A lockdown like that seen in New Zealand would be extremely difficult in Hong Kong, where millions of people live in shared housing.
Hundreds of thousands live in small, subdivided units, some without private toilets and others combining their kitchens, toilets, and sleeping places all in one room.
With the average apartment running at around fifty square metres, it’s not just the city’s poorest residents living in tiny spaces.
Restaurants and bars have gone through many changes in efforts to curb the spread of the virus, and currently, there is a 75 percent capacity limit, with six people per table and a closing time of 2am.
So it's not surprising to see hospitality venues nearly full right now, especially on weekends.
And hotels, shopping malls, and markets s have largely remained open, but with a huge drop in international visitors in the city, crowds are evidently less.
Schools appear to have been affected the most, as on-site teaching has been limited since February.

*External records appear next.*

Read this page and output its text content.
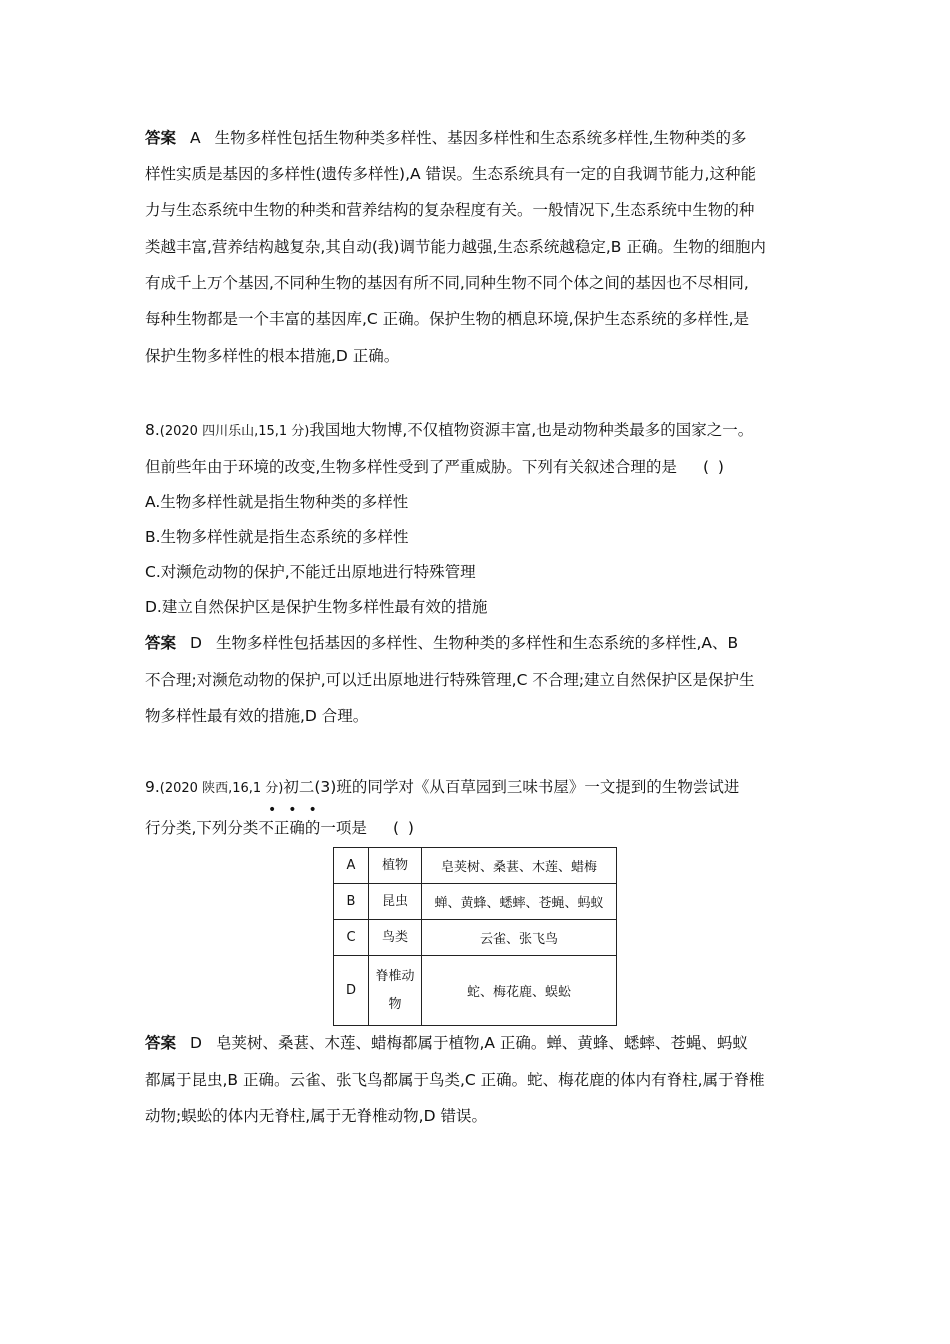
答案 A 生物多样性包括生物种类多样性、基因多样性和生态系统多样性,生物种类的多
样性实质是基因的多样性(遗传多样性),A 错误。生态系统具有一定的自我调节能力,这种能
力与生态系统中生物的种类和营养结构的复杂程度有关。一般情况下,生态系统中生物的种
类越丰富,营养结构越复杂,其自动(我)调节能力越强,生态系统越稳定,B 正确。生物的细胞内
有成千上万个基因,不同种生物的基因有所不同,同种生物不同个体之间的基因也不尽相同,
每种生物都是一个丰富的基因库,C 正确。保护生物的栖息环境,保护生态系统的多样性,是
保护生物多样性的根本措施,D 正确。
8.(2020 四川乐山,15,1 分)我国地大物博,不仅植物资源丰富,也是动物种类最多的国家之一。
但前些年由于环境的改变,生物多样性受到了严重威胁。下列有关叙述合理的是 ( )
A.生物多样性就是指生物种类的多样性
B.生物多样性就是指生态系统的多样性
C.对濒危动物的保护,不能迁出原地进行特殊管理
D.建立自然保护区是保护生物多样性最有效的措施
答案 D 生物多样性包括基因的多样性、生物种类的多样性和生态系统的多样性,A、B
不合理;对濒危动物的保护,可以迁出原地进行特殊管理,C 不合理;建立自然保护区是保护生
物多样性最有效的措施,D 合理。
9.(2020 陕西,16,1 分)初二(3)班的同学对《从百草园到三味书屋》一文提到的生物尝试进
•••
行分类,下列分类不正确的一项是 ( )
A	植物	皂荚树、桑葚、木莲、蜡梅
B	昆虫	蝉、黄蜂、蟋蟀、苍蝇、蚂蚁
C	鸟类	云雀、张飞鸟
D	脊椎动物	蛇、梅花鹿、蜈蚣
答案 D 皂荚树、桑葚、木莲、蜡梅都属于植物,A 正确。蝉、黄蜂、蟋蟀、苍蝇、蚂蚁
都属于昆虫,B 正确。云雀、张飞鸟都属于鸟类,C 正确。蛇、梅花鹿的体内有脊柱,属于脊椎
动物;蜈蚣的体内无脊柱,属于无脊椎动物,D 错误。
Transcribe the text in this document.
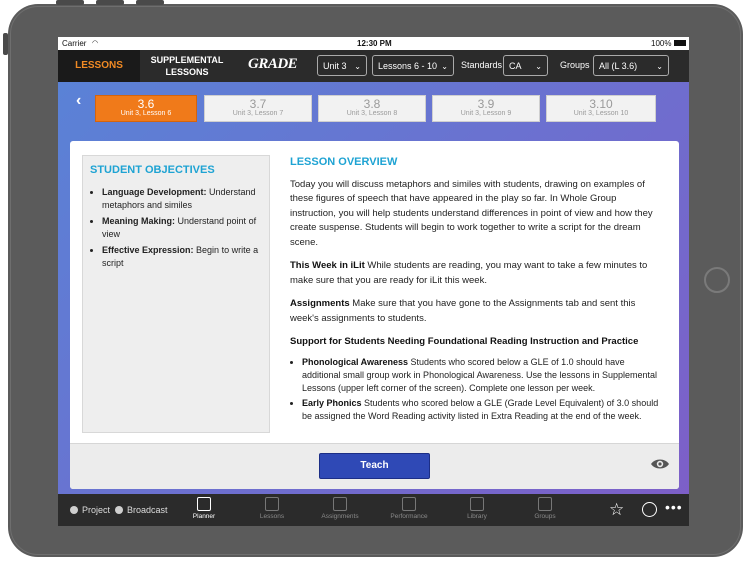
Carrier ◠	12:30 PM	100%
LESSONS	SUPPLEMENTAL
LESSONS	GRADE	Unit 3 ⌄	Lessons 6 - 10 ⌄ Standards CA ⌄ Groups	All (L 3.6) ⌄
‹	3.6
Unit 3, Lesson 6
3.7
Unit 3, Lesson 7
3.8
Unit 3, Lesson 8
3.9
Unit 3, Lesson 9
3.10
Unit 3, Lesson 10
STUDENT OBJECTIVES
• Language Development: Understand metaphors and similes
• Meaning Making: Understand point of view
• Effective Expression: Begin to write a script
LESSON OVERVIEW

Today you will discuss metaphors and similes with students, drawing on examples of these figures of speech that have appeared in the play so far. In Whole Group instruction, you will help students understand differences in point of view and how they create suspense. Students will begin to work together to write a script for the dream scene.

This Week in iLit While students are reading, you may want to take a few minutes to make sure that you are ready for iLit this week.

Assignments Make sure that you have gone to the Assignments tab and sent this week's assignments to students.

Support for Students Needing Foundational Reading Instruction and Practice

• Phonological Awareness Students who scored below a GLE of 1.0 should have additional small group work in Phonological Awareness. Use the lessons in Supplemental Lessons (upper left corner of the screen). Complete one lesson per week.
• Early Phonics Students who scored below a GLE (Grade Level Equivalent) of 3.0 should be assigned the Word Reading activity listed in Extra Reading at the end of the week.
Teach
Project	Broadcast
Planner	Lessons	Assignments	Performance	Library	Groups	☆	•••
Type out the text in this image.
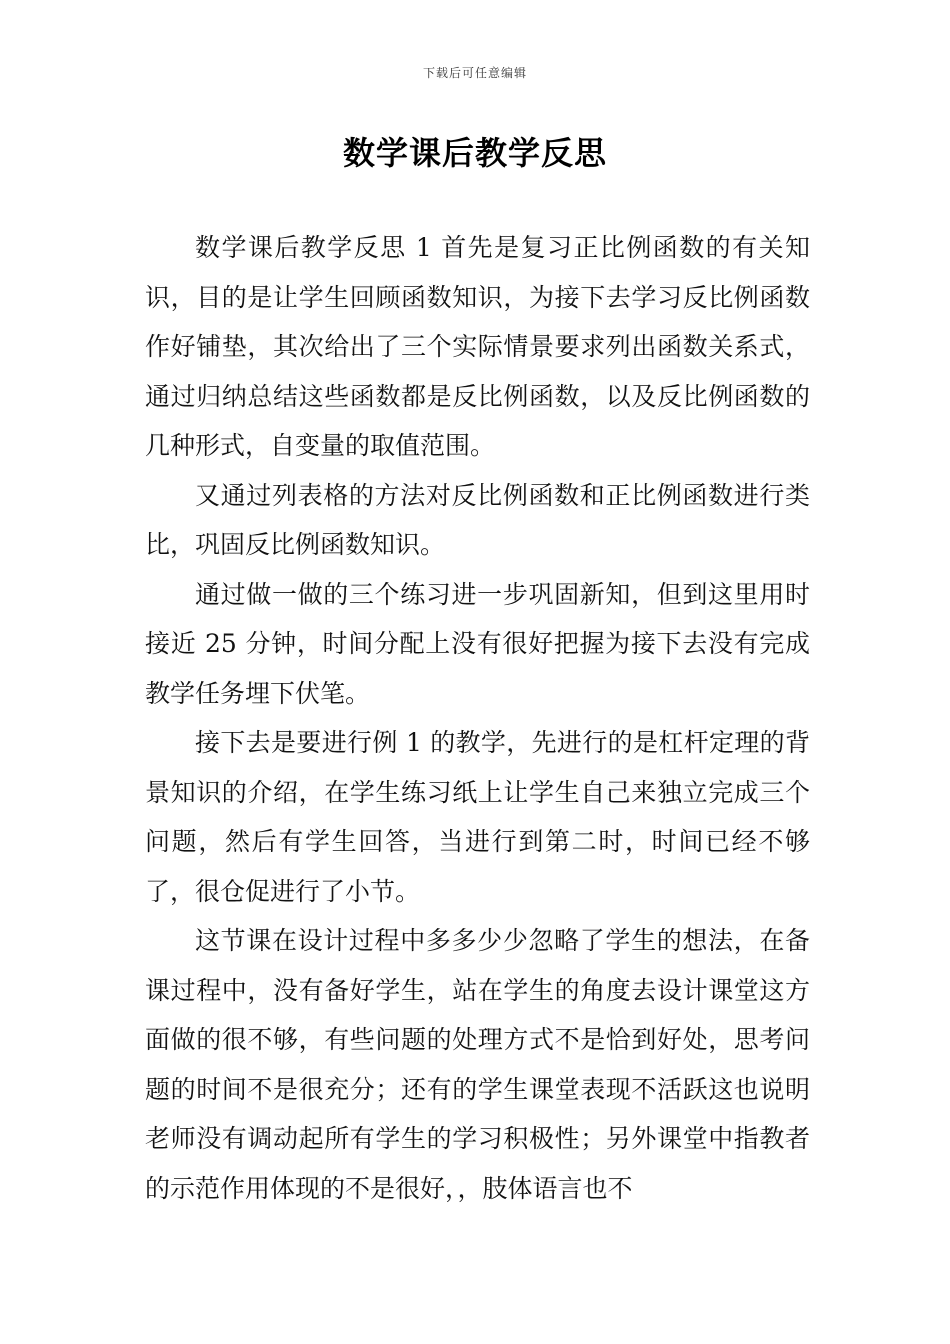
下载后可任意编辑
数学课后教学反思

数学课后教学反思 1 首先是复习正比例函数的有关知识，目的是让学生回顾函数知识，为接下去学习反比例函数作好铺垫，其次给出了三个实际情景要求列出函数关系式，通过归纳总结这些函数都是反比例函数，以及反比例函数的几种形式，自变量的取值范围。

又通过列表格的方法对反比例函数和正比例函数进行类比，巩固反比例函数知识。

通过做一做的三个练习进一步巩固新知，但到这里用时接近 25 分钟，时间分配上没有很好把握为接下去没有完成教学任务埋下伏笔。

接下去是要进行例 1 的教学，先进行的是杠杆定理的背景知识的介绍，在学生练习纸上让学生自己来独立完成三个问题，然后有学生回答，当进行到第二时，时间已经不够了，很仓促进行了小节。

这节课在设计过程中多多少少忽略了学生的想法，在备课过程中，没有备好学生，站在学生的角度去设计课堂这方面做的很不够，有些问题的处理方式不是恰到好处，思考问题的时间不是很充分；还有的学生课堂表现不活跃这也说明老师没有调动起所有学生的学习积极性；另外课堂中指教者的示范作用体现的不是很好，，肢体语言也不
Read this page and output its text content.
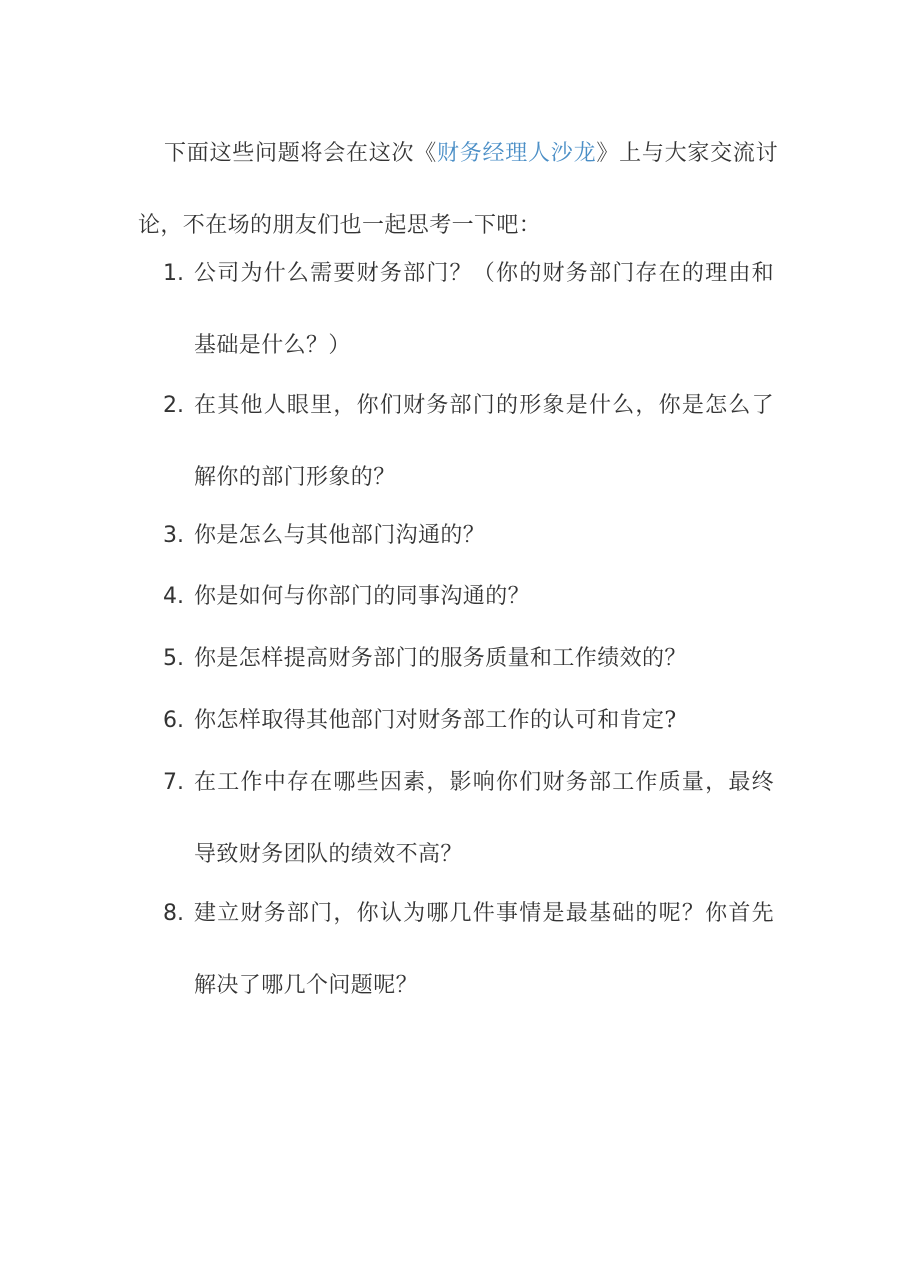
下面这些问题将会在这次《财务经理人沙龙》上与大家交流讨论，不在场的朋友们也一起思考一下吧：

1. 公司为什么需要财务部门？（你的财务部门存在的理由和基础是什么？）
2. 在其他人眼里，你们财务部门的形象是什么，你是怎么了解你的部门形象的？
3. 你是怎么与其他部门沟通的？
4. 你是如何与你部门的同事沟通的？
5. 你是怎样提高财务部门的服务质量和工作绩效的？
6. 你怎样取得其他部门对财务部工作的认可和肯定?
7. 在工作中存在哪些因素，影响你们财务部工作质量，最终导致财务团队的绩效不高？
8. 建立财务部门，你认为哪几件事情是最基础的呢？你首先解决了哪几个问题呢？
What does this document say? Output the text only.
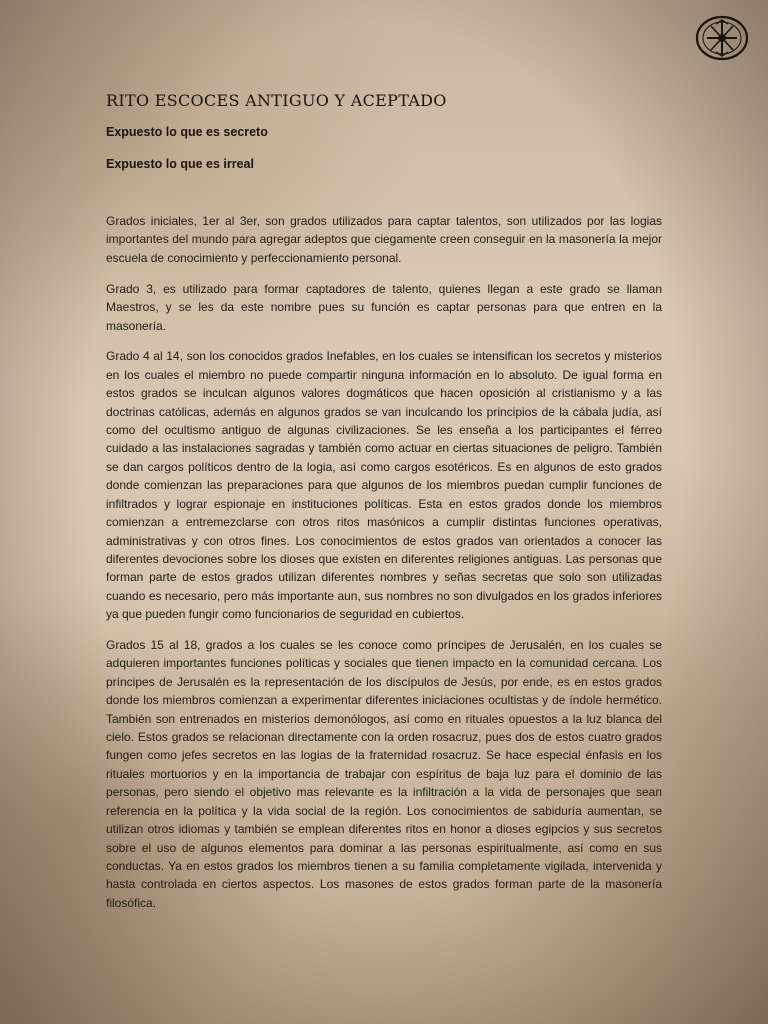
RITO ESCOCES ANTIGUO Y ACEPTADO
Expuesto lo que es secreto
Expuesto lo que es irreal

Grados iniciales, 1er al 3er, son grados utilizados para captar talentos, son utilizados por las logias importantes del mundo para agregar adeptos que ciegamente creen conseguir en la masonería la mejor escuela de conocimiento y perfeccionamiento personal.

Grado 3, es utilizado para formar captadores de talento, quienes llegan a este grado se llaman Maestros, y se les da este nombre pues su función es captar personas para que entren en la masonería.

Grado 4 al 14, son los conocidos grados Inefables, en los cuales se intensifican los secretos y misterios en los cuales el miembro no puede compartir ninguna información en lo absoluto. De igual forma en estos grados se inculcan algunos valores dogmáticos que hacen oposición al cristianismo y a las doctrinas católicas, además en algunos grados se van inculcando los principios de la cábala judía, así como del ocultismo antiguo de algunas civilizaciones. Se les enseña a los participantes el férreo cuidado a las instalaciones sagradas y también como actuar en ciertas situaciones de peligro. También se dan cargos políticos dentro de la logia, así como cargos esotéricos. Es en algunos de esto grados donde comienzan las preparaciones para que algunos de los miembros puedan cumplir funciones de infiltrados y lograr espionaje en instituciones políticas. Esta en estos grados donde los miembros comienzan a entremezclarse con otros ritos masónicos a cumplir distintas funciones operativas, administrativas y con otros fines. Los conocimientos de estos grados van orientados a conocer las diferentes devociones sobre los dioses que existen en diferentes religiones antiguas. Las personas que forman parte de estos grados utilizan diferentes nombres y señas secretas que solo son utilizadas cuando es necesario, pero más importante aun, sus nombres no son divulgados en los grados inferiores ya que pueden fungir como funcionarios de seguridad en cubiertos.

Grados 15 al 18, grados a los cuales se les conoce como príncipes de Jerusalén, en los cuales se adquieren importantes funciones políticas y sociales que tienen impacto en la comunidad cercana. Los príncipes de Jerusalén es la representación de los discípulos de Jesús, por ende, es en estos grados donde los miembros comienzan a experimentar diferentes iniciaciones ocultistas y de índole hermético. También son entrenados en misterios demonólogos, así como en rituales opuestos a la luz blanca del cielo. Estos grados se relacionan directamente con la orden rosacruz, pues dos de estos cuatro grados fungen como jefes secretos en las logias de la fraternidad rosacruz. Se hace especial énfasis en los rituales mortuorios y en la importancia de trabajar con espíritus de baja luz para el dominio de las personas, pero siendo el objetivo mas relevante es la infiltración a la vida de personajes que sean referencia en la política y la vida social de la región. Los conocimientos de sabiduría aumentan, se utilizan otros idiomas y también se emplean diferentes ritos en honor a dioses egipcios y sus secretos sobre el uso de algunos elementos para dominar a las personas espiritualmente, así como en sus conductas. Ya en estos grados los miembros tienen a su familia completamente vigilada, intervenida y hasta controlada en ciertos aspectos. Los masones de estos grados forman parte de la masonería filosófica.
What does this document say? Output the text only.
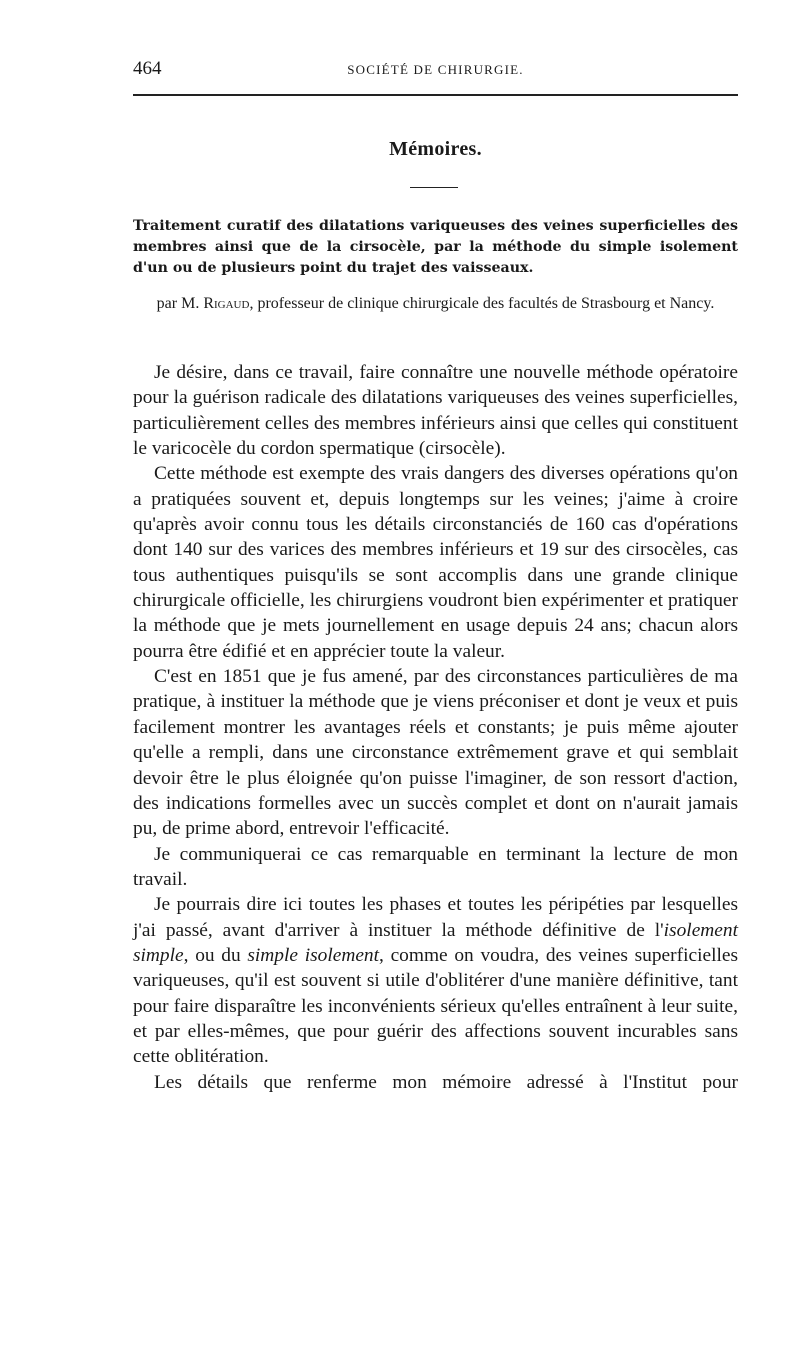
464	SOCIÉTÉ DE CHIRURGIE.
Mémoires.
Traitement curatif des dilatations variqueuses des veines superficielles des membres ainsi que de la cirsocèle, par la méthode du simple isolement d'un ou de plusieurs point du trajet des vaisseaux.
par M. Rigaud, professeur de clinique chirurgicale des facultés de Strasbourg et Nancy.

Je désire, dans ce travail, faire connaître une nouvelle méthode opératoire pour la guérison radicale des dilatations variqueuses des veines superficielles, particulièrement celles des membres inférieurs ainsi que celles qui constituent le varicocèle du cordon spermatique (cirsocèle).

Cette méthode est exempte des vrais dangers des diverses opérations qu'on a pratiquées souvent et, depuis longtemps sur les veines; j'aime à croire qu'après avoir connu tous les détails circonstanciés de 160 cas d'opérations dont 140 sur des varices des membres inférieurs et 19 sur des cirsocèles, cas tous authentiques puisqu'ils se sont accomplis dans une grande clinique chirurgicale officielle, les chirurgiens voudront bien expérimenter et pratiquer la méthode que je mets journellement en usage depuis 24 ans; chacun alors pourra être édifié et en apprécier toute la valeur.

C'est en 1851 que je fus amené, par des circonstances particulières de ma pratique, à instituer la méthode que je viens préconiser et dont je veux et puis facilement montrer les avantages réels et constants; je puis même ajouter qu'elle a rempli, dans une circonstance extrêmement grave et qui semblait devoir être le plus éloignée qu'on puisse l'imaginer, de son ressort d'action, des indications formelles avec un succès complet et dont on n'aurait jamais pu, de prime abord, entrevoir l'efficacité.

Je communiquerai ce cas remarquable en terminant la lecture de mon travail.

Je pourrais dire ici toutes les phases et toutes les péripéties par lesquelles j'ai passé, avant d'arriver à instituer la méthode définitive de l'isolement simple, ou du simple isolement, comme on voudra, des veines superficielles variqueuses, qu'il est souvent si utile d'oblitérer d'une manière définitive, tant pour faire disparaître les inconvénients sérieux qu'elles entraînent à leur suite, et par elles-mêmes, que pour guérir des affections souvent incurables sans cette oblitération.

Les détails que renferme mon mémoire adressé à l'Institut pour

The annual summer holidays added to the time students were away from attending classes, but currently, schools are open again and being well-attended.
For public transport, it's also pretty much business as usual, despite the large crowds during business hours on Hong Kong's MTR rail service.
Restrictions on public facilities like beaches and sports grounds have recently been relaxed, and Hong Kong's outer islands and parks haven't been affected.
Social distancing measures are still in place throughout the city as currently only groups of four are allowed to gather.
The social distancing measures have played their part in the decreased numbers of anti-government protests in recent months, with Hong Kong police moving quickly to stifling any group gatherings that could lead to protest.
For Australian expat Nick, Hong Kong is “as normal as it can be" during a global epidemic.
“The two things that changed during the protests were the atmosphere around the city and the fear and inconvenience of going to places during crowd trouble. Neither of these are noticeable anymore”, he said.
Hong Kong has always been heavily reliant on international trade and investment. With the economy in a dire situation due to the pandemic, international borders have been closed since March. Tourism has dropped by a record 99 percent year-on-year, leaving the city's economy reeling.
But in October, there was some positive news with the announcement that the world’s first ‘travel bubble’ is to open between Hong Kong and Singapore.
By the end of November, travel between the two is set to commence, without any quarantine period required. With the issues Hong Kong has faced recently, that's some seriously good news.
But it’s been no secret that since last year’s protests, many residents are still looking to leave the city. When Beijing’s national security law on Hong Kong was announced in June, the United Kingdom quickly offered a route for British Nationals Overseas (BNO) holders to migrate, with approximately 3 million Hong Kong residents eligible. It's been estimated around 200,000 were considering taking up the offer.
Hong Kongers are also reportedly looking at destinations such as Canada, Australia, New Zealand, and Taiwan as alternatives.
It's not a surprise that the mental health of the city has slid to a record low in 2020.
In response to the political strains the city has faced in 2020, one Hong Kong resident, Shirley, admitted some days she just wants to “pack up and get out of the city".
“Lot’s of us have been suffering mentally and physically and I’m no exception.
My partner and I have been having conversations about leaving Hong Kong," she said.
But at least from a functioning perspective, Hong Kong is currently experiencing some level of ‘normality’.
New cases of the coronavirus are low, and many businesses continue to operate. Whatever happens politically, the priority will always be to restore and continue with business and commerce.
But many agree that Hong Kong will never be the same as it once was, before the pandemic, and the protests. Hong Kong will bounce back economically, but many regard the attractive standard of living as papering over the cracks caused by the ongoing social and political issues in the city.